- Created by: Sydney Newman
- Starring: Ian Hendry John Warwick Ingrid Hafner
- Country of origin: United Kingdom
- No. of episodes: 13 (12 missing)

Production
- Producers: Julian Bond Leonard White
- Running time: 30 minutes
- Production company: ABC Weekend TV

Original release
- Network: ITV
- Release: 10 September – 3 December 1960

= Police Surgeon (British TV series) =

1960 British TV medical drama series

Police Surgeon is a television series made by ABC Weekend TV and starring Ian Hendry as Dr Geoffrey Brent. Its thirteen half-hour episodes were broadcast on ITV at 7 pm on Saturday nights from 10 September to 3 December 1960. It is seen as a precursor to The Avengers, although there is no narrative connection.

==Episodes==

1. Easy Money
2. Under the Influence...?
3. Lag on the Run
4. Smash But No Grab
5. Wilful Neglect
6. Diplomatic Immunity
7. A Home of Her Own
8. You Won't Feel a Thing
9. Sunday Morning Story
10. Three's a Crowd
11. Man Overboard
12. Operation Mangle
13. The Bigger They Are

==Production==
The series was created for ABC by Sydney Newman. Most episodes were made at ABC's Didsbury Studios in Manchester, but a few were made at the newly refurbished Teddington Studios in London. The series was first broadcast in September 1960 and starred Ian Hendry as a police surgeon who worked for the Metropolitan Police. The series was originally produced by Julian Bond, who was effectively co-creator of the series having had the idea from meeting a GP in the Notting Hill area of London whilst working on another television series. This doctor also worked as a police surgeon and Bond was interested in writing a series of "low key" dramas which would be distinct from the BBC's "police drama" output at that time in the shape of series like Dixon of Dock Green, and would deal with "social misfits". Sydney Newman had reservations about this concept but supported the creation of the series and Bond cast Ian Hendry in the lead role. Julian Bond felt uncomfortable as a TV producer, being more interested in the creative side and felt that he was not a robust manager. Leonard White took over as producer on the direction of Sydney Newman. A generous commercial deal had been struck with the police surgeon who was the inspiration for the series and had financial and creative rights in the series, aside from the script writing and just before the first episode was to be transmitted legal action was threatened by this individual, unless he could write the scripts and ABC television's legal department became involved. The series ran for merely 13 episodes and was then cancelled by Sydney Newman. It is possible that the reason for this was the legal and financial disputes surrounding the original concept, as The Avengers appears to have been devised as a hasty replacement that could also serve as a vehicle for its star, Ian Hendry.

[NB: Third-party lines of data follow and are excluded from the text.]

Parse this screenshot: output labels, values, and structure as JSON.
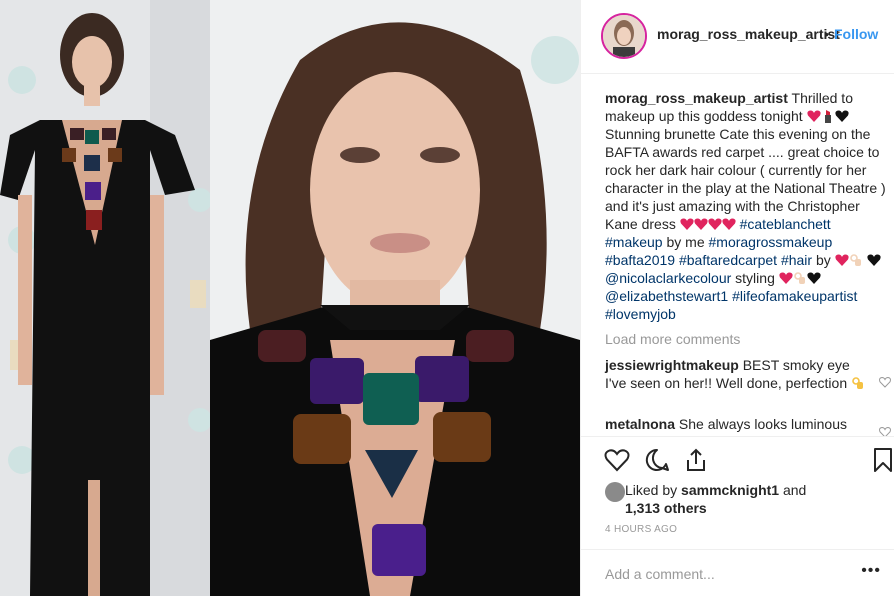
{
  "post": {
    "username": "morag_ross_makeup_artist",
    "dot": "•",
    "follow": "Follow"
  },
  "caption": {
    "user": "morag_ross_makeup_artist",
    "t1": "Thrilled to makeup up this goddess tonight",
    "t2": "Stunning brunette Cate this evening on the BAFTA awards red carpet .... great choice to rock her dark hair colour ( currently for her character in the play at the National Theatre ) and it's just amazing with the Christopher Kane dress",
    "h1": "#cateblanchett",
    "h2": "#makeup",
    "t3": "by me",
    "h3": "#moragrossmakeup",
    "h4": "#bafta2019",
    "h5": "#baftaredcarpet",
    "h6": "#hair",
    "t4": "by",
    "h7": "@nicolaclarkecolour",
    "t5": "styling",
    "h8": "@elizabethstewart1",
    "h9": "#lifeofamakeupartist",
    "h10": "#lovemyjob"
  },
  "load_more": "Load more comments",
  "comments": [
    {
      "user": "jessiewrightmakeup",
      "text": "BEST smoky eye I've seen on her!! Well done, perfection"
    },
    {
      "user": "metalnona",
      "text": "She always looks luminous"
    }
  ],
  "likes": {
    "prefix": "Liked by",
    "user": "sammcknight1",
    "and": "and",
    "others": "1,313 others"
  },
  "time_ago": "4 HOURS AGO",
  "add_comment": "Add a comment...",
  "more_options": "•••",
  "icons": [
    "heart-icon",
    "comment-icon",
    "share-icon",
    "bookmark-icon",
    "options-icon"
  ],
  "colors": {
    "link": "#003569",
    "follow": "#3897f0",
    "muted": "#999999"
  }
}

When Police Surgeon was cancelled, Newman took both Hendry and co-star Ingrid Hafner to this series, and this may be why it is sometimes mistakenly claimed that The Avengers was a direct sequel to Police Surgeon, with Hendry playing the same character in both. Although there were similarities, this was in fact not the case. This myth has possibly been encouraged because material relating to Police Surgeon is scarce, and that the first episode of The Avengers aired only one month after the final episode of Police Surgeon.

==Cast and crew==
John Warwick played the regular character of Inspector Langdon, and Hafner played Nurse Gibbs. Guest actors who appeared in Police Surgeon include Michael Crawford, Bernard Archard, Harry H. Corbett, Geoffrey Palmer, and Nigel Stock.

Scriptwriters included Julian Bond, who was also story editor and, initially, producer. He was succeeded as producer by Leonard White, who went on to produce The Avengers.

==Archival status and availability==
Only one episode of the series, "Easy Money", featuring Crawford, is known to exist. This episode was shown as part of Channel 4's TV Heaven season, introduced by Frank Muir, on 28 March 1992 and is included on the season 2 box-set of The Avengers as an extra.